Claro que la simple idea de que alguien hubiera podido atentar contra papá me resultaba irreal.

Mi padre nunca había tenido un gran caso.

A veces suspiraba y soñaba en voz alta. Decía que algún día...

Su gran caso.

Mientras la pantalla del ordenador se iluminaba, tomó algunos de los informes que había encima de la mesa. Una ojeada le bastó para descartarlos. Era rápido, profesional. Quizá incluso frío. Me situé a su lado, ligeramente inclinada hacia delante, para ver lo que aparecía en la pantalla. El fondo de pantalla, una fotografía en la que aparecíamos los tres, papá, mamá y yo, hacía unos tres años, llenó nuestro pequeño horizonte. Una punzada me atravesó la mente. Sonreíamos. Sonreíamos felices y despreocupados, como si el tiempo ya no fuera a correr más y nos hubiera atrapado en ese paraíso momentáneo. Alfredo Sanllehí no se paró a mirarla. Tampoco me dijo nada. Movió el ratón hacia el ángulo superior derecho y activó el disco duro del Apple. Una pantalla blanca llena de carpetas y archivos sustituyó a la foto de familia.

Ficheros con nombres corrientes.

«Administración», «Fotos», «Gestoría», «Varios»...

Durante los siguientes cinco minutos, se dedicó a abrir y cerrar carpetas y archivos. Luego navegamos cinco minutos más por el mundo privado de papá. En la carpeta de fotos lo único que había eran fotos nuestras, las de siempre, las que también tenía en casa. Se abrió un segundo archivo de fotos con decenas de imágenes de mujeres desnudas. Me puse un poco roja, por aquello de la vergüenza ajena y por descubrir aquel secreto de mi padre. El inspector siguió su recorrido, paciente, buscando lo que, evidentemente, no estaba allí.

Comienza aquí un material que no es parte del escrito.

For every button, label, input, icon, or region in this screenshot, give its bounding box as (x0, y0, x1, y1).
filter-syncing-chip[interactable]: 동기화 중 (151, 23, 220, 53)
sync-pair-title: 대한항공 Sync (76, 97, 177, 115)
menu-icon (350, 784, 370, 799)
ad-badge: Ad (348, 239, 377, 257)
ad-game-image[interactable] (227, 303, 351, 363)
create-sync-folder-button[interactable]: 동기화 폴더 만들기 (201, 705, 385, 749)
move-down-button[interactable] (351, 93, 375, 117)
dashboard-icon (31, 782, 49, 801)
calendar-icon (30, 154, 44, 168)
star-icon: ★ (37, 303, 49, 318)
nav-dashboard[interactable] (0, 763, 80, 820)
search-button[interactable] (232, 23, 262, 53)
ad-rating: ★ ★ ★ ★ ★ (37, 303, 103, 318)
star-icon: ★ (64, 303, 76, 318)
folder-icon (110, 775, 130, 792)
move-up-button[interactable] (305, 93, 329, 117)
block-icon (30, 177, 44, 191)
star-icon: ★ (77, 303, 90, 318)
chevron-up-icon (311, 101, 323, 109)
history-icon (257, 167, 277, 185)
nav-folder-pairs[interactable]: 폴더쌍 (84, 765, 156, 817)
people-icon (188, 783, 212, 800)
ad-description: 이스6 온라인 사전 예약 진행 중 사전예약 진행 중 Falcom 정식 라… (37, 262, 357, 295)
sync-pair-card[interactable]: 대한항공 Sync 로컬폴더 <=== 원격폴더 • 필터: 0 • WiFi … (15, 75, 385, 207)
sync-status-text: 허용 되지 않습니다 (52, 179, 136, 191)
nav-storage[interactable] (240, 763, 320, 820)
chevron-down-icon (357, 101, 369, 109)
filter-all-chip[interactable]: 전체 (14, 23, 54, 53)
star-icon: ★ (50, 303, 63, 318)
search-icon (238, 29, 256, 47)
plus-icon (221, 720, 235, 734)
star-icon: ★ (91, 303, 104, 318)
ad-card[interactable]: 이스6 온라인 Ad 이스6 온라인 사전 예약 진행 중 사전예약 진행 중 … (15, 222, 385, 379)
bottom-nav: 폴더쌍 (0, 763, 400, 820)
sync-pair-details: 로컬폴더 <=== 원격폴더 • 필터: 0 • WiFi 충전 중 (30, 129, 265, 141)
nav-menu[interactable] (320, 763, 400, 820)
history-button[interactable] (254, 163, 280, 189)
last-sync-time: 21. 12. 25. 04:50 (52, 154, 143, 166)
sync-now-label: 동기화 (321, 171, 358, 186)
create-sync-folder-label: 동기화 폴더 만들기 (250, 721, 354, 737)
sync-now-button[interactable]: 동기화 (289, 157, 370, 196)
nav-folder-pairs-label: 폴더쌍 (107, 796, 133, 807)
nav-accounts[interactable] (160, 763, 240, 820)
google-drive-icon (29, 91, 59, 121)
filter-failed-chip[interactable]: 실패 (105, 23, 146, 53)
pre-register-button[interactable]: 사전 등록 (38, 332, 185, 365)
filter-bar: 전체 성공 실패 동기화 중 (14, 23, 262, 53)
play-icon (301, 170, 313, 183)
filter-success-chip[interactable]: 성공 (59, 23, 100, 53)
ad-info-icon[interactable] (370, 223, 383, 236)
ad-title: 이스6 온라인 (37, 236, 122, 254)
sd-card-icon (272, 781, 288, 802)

Algo que tenía que estar a la vista.

Sus casos.

Aquello en lo que trabajaba actualmente.

–¿Tendría alguna razón para esconderlos en alguna parte?

–No.

Alfredo Sanllehí abrió la papelera.

Vacía.

Luego examinó el registro de carpetas y archivos utilizados.

Eran los que él mismo acababa de abrir.

Eso era todo.

Se echó hacia atrás y no dijo nada. Lo hice yo.

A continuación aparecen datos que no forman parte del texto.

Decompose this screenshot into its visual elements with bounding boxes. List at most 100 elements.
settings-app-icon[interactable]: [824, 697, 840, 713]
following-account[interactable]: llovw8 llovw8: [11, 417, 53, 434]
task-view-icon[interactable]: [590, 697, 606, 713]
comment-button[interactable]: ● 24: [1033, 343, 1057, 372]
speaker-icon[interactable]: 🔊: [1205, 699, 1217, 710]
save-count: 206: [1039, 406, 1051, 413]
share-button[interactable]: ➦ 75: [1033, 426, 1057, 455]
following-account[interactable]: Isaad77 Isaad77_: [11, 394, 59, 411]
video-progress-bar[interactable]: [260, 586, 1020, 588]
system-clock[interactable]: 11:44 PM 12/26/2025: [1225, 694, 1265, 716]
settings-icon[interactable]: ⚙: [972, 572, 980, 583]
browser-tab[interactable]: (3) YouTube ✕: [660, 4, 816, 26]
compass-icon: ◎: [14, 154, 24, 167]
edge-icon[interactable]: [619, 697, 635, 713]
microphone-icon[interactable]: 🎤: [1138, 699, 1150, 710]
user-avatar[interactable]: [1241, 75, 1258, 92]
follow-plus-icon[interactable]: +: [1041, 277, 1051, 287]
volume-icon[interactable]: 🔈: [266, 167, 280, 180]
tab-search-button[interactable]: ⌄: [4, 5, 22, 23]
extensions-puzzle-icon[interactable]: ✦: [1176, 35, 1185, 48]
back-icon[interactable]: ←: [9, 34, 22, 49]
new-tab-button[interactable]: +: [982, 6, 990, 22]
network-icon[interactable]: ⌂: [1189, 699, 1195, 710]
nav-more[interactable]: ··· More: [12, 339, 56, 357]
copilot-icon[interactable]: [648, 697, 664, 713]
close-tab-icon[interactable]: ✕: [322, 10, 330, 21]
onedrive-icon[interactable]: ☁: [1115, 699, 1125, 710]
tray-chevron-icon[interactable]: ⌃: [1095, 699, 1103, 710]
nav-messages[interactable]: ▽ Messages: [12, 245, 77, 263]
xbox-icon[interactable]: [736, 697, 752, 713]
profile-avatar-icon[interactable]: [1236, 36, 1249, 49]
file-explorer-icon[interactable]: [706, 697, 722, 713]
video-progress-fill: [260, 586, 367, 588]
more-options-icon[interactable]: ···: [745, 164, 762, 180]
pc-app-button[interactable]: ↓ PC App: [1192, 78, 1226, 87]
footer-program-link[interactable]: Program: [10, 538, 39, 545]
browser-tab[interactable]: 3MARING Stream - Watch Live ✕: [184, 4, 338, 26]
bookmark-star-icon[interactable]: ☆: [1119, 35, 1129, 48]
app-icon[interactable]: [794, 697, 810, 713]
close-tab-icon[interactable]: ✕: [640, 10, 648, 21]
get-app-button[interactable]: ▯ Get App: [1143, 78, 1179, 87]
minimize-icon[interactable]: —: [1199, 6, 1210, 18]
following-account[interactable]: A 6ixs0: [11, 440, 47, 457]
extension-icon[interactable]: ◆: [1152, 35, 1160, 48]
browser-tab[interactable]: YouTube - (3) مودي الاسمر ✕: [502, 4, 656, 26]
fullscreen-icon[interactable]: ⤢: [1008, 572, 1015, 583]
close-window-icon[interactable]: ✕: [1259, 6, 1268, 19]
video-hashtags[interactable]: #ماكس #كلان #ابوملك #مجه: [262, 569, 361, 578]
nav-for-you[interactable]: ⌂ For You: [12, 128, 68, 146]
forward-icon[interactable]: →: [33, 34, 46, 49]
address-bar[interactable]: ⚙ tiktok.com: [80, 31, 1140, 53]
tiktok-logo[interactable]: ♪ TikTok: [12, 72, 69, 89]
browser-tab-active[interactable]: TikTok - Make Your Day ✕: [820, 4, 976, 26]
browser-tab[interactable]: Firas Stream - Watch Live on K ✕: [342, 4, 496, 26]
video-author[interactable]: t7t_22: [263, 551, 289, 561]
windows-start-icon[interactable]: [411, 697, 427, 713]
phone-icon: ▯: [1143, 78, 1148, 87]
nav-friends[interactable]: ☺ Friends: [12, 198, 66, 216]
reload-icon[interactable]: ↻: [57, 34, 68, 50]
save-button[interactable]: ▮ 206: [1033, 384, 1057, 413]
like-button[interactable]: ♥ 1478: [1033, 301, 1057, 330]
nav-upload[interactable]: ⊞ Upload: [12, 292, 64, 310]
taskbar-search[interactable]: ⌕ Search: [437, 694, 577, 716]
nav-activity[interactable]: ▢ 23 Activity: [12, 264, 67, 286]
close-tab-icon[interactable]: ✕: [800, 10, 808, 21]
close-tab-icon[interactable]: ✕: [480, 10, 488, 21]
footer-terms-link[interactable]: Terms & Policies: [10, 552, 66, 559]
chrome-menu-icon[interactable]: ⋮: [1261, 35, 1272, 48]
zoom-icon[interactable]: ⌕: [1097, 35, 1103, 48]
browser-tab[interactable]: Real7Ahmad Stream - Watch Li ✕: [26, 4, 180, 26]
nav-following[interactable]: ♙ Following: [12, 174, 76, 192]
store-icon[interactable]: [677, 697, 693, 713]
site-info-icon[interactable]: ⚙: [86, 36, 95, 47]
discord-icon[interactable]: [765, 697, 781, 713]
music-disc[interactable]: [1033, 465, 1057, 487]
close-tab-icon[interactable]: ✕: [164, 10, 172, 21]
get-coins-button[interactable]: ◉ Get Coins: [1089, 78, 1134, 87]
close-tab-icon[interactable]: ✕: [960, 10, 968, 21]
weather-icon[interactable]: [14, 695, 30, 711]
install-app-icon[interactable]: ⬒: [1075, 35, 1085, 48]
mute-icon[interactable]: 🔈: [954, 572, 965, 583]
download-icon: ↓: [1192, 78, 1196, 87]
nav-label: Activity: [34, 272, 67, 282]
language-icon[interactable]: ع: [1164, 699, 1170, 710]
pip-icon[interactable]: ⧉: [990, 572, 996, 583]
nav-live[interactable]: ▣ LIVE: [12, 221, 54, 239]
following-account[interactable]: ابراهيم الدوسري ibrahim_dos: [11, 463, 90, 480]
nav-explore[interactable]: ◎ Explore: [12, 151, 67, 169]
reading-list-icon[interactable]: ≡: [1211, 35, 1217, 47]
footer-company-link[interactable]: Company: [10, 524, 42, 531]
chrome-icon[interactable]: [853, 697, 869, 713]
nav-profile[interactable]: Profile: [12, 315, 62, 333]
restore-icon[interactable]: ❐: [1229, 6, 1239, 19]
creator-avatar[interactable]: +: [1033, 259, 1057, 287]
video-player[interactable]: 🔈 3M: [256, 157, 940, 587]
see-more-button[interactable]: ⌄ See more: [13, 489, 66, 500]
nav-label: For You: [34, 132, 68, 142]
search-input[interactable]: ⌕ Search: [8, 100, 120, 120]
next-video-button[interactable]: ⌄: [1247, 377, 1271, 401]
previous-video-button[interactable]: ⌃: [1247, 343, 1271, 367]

–Alguien ha borrado esos archivos, ¿verdad?

–Sí –se mordió el labio inferior sin dejar de observar la pantalla.

Yo miré la puerta y la ventana de la terraza.

Sentí un estremecimiento.

La posibilidad de que aquello no fuese un accidente cobraba cada vez más fuerza.

Aunque, si fue así... ¿por qué le habían dejado con vida?

¿Le creyeron muerto?

–¿Su padre utilizaba agenda? –paseó una mirada por la mesa y luego abrió el cajón del medio, lleno de cosas de oficina y poco más.

–No lo sé.

Los otros cajones tampoco contenían nada relevante. El policía volvió al ordenador. Con el cursor buscó la barra de aplicaciones por los lados y la encontró en la parte inferior. Activó Internet y fue al historial. Tan borrado como los inexistentes archivos de los casos en los que trabajaba papá.

Hizo un último intento.

Tecleó algunas palabras en el buscador.

«Casos abiertos», «Casos en curso», «Nuevos casos», «Investigaciones»...

Nada.

–¿Tiene otro ordenador en casa?

Salí de mi abstracción.

–Sí –le dije–. Una de las habitaciones la ha utilizado siempre como despacho, lugar de trabajo, estudio... Allí también tiene un ordenador.

–Debería llevármelo –lo apagó–, para que los expertos en informática intenten bucear en el disco duro. Siempre queda algo, un rastro, aunque para vaciar la papelera se utilice el sistema de seguridad. ¿Puedo?